As we're moving more services through the Deployment Pipeline to production, beta is beginning to suffer.
There are several proposed solutions; Let's see if using an existing hosted k8s solution is viable.
Problems
- The Deployment Pipeline is currently unable to perform system tests that incorporate both a change to a service and an existing MediaWiki installation; It is limited to e2e testing only the service itself.

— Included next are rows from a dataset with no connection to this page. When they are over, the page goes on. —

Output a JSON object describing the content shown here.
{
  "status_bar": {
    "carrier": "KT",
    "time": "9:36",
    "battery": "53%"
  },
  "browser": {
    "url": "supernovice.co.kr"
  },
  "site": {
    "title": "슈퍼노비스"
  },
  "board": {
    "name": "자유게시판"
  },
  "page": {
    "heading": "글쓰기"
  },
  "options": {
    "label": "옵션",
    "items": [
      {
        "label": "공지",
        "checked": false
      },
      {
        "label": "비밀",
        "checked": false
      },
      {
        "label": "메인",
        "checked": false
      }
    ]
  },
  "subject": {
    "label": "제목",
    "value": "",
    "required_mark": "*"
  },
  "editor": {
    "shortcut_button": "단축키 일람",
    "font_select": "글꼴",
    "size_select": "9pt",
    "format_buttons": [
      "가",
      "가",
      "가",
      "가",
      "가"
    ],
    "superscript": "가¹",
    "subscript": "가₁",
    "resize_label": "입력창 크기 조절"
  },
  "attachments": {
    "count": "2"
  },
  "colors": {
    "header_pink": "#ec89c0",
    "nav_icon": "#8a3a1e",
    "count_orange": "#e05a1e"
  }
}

- A k8s cluster that integrates with Beta Cluster (as in has secure network ingress/egress between deployed pods/services and existing deployment-prep instances) would allow the Deployment Pipeline to perform this kind of testing. However, at this time neither SRE nor RelEng can commit to maintaining an in-house k8s cluster for this purpose.
Proposal
Experiment with [third party k8s provider] to evaluate its potential as a third-party hosted k8s cluster that can:
- Provide a k8s cluster that the Deployment Pipeline can target as part of its graduated deployment/testing strategy.
- Securely integrate with Beta Cluster at a network level.
- Run e2e helm tests that exercise service changes and existing MediaWiki deployments in Beta Cluster together.
Evaluation
A very basic test for teasing out whether any third party k8s is viable could be:
- Can our existing Mathoid helm chart be used to deploy there?
- If not, how much refactoring would the chart(s) need? More precisely, can we make them work with both [third party k8s] and WMF k8s without too much divergence?